15. Using oven mitts turn the baking pan upside down over a cooling wire mesh or over clean kitchen counter (with
folded handle of the pan) and shake it gently until the bread falls out. You can gently loosen the loaf from the walls
of the non stick pan using soft spatula. Once you remove the bread remove the kneading paddles from the loaf
using a hook. Clean them and carefully store them for next use. Attention: Proceed carefully, the bread is hot. Never
remove the paddles using hands.
16. Let the bread cool about 20 minutes before slicing it. We recommend that you slice the bread using electric slicer
or serrated knife.
Note: You can store the uneaten bread for up to 3 days in a tight plastic bag at room temperature. You can store the
bread in a refrigerator in a plastic bag for up to 10 days.
Best ambient temperature
The bread maker is able to work in a wide range of temperatures, however the room temperature can affect the size of
the loaf. The recommended room temperature is in the 15°C to 34°C range.
Notes on ingredients
Bread flour
Bread flour is the main ingredient in the baking of bread and is recommended in most recipes for yeast bread. It has high
protein and gluten content (it can also be called high gluten flour) and after rising keeps the volume of the dough and
prevents its fall. The flours differ in different areas. Gluten content is higher than in the medium-ground/fine flour, so that
it can be used to bake larger loaves with richer internal texture.
Medium-ground/fine flour
Flour without baking powder suitable for „quick" bread or bread baked in quick program. Bread flour is more suitable
for yeast bread.
Whole grain flour
Whole grain flour is ground from whole cereal grains. Bread made from this flour will have more fibre and higher
nutritional content. Whole grain flour is heavier and in consequence the loaves can be smaller and have heavier texture.
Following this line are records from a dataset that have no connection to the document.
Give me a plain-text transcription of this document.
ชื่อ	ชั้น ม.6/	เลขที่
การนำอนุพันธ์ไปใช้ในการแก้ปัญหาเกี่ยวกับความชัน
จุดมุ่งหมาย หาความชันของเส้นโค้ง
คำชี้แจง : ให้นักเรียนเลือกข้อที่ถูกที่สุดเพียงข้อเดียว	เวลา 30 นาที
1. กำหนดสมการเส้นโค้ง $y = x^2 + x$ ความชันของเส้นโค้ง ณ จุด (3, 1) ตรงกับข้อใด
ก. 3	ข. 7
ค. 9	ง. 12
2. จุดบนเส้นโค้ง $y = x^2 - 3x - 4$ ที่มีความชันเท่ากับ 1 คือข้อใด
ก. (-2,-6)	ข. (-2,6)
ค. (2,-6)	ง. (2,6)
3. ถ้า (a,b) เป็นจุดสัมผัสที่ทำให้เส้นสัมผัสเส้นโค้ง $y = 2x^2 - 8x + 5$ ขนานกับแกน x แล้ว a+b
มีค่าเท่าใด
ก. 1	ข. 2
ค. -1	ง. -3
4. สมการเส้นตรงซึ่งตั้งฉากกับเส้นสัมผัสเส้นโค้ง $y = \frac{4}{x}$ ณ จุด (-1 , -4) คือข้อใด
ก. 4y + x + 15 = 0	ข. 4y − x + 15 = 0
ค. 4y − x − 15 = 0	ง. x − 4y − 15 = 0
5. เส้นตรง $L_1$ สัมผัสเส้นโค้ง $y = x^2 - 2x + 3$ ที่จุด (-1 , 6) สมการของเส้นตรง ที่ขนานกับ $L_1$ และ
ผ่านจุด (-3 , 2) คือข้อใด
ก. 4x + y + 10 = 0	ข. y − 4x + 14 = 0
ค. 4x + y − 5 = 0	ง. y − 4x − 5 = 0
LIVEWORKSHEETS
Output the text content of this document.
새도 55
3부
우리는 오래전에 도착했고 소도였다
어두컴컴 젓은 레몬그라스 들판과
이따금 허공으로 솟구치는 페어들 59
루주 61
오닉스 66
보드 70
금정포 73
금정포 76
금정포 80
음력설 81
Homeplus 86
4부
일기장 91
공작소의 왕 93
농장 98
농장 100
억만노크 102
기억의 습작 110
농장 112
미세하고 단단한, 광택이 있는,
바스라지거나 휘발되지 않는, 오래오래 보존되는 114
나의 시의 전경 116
Contains nutrients from the outer skin of the grain and gluten. Many recipes usually combine whole grain and bread
flours to produce optimum results.
Rye flour
Rye flour, also called dark-grain flour, is a kind of flour high in fibre and is similar to whole grain flour. To achieve a large
volume after rising it must be used in combination with a high percentage of bread flour.
Self-rising flour
Flour containing baking powder, used mainly to bake cakes. Do not use self-rising flour in combination with yeast.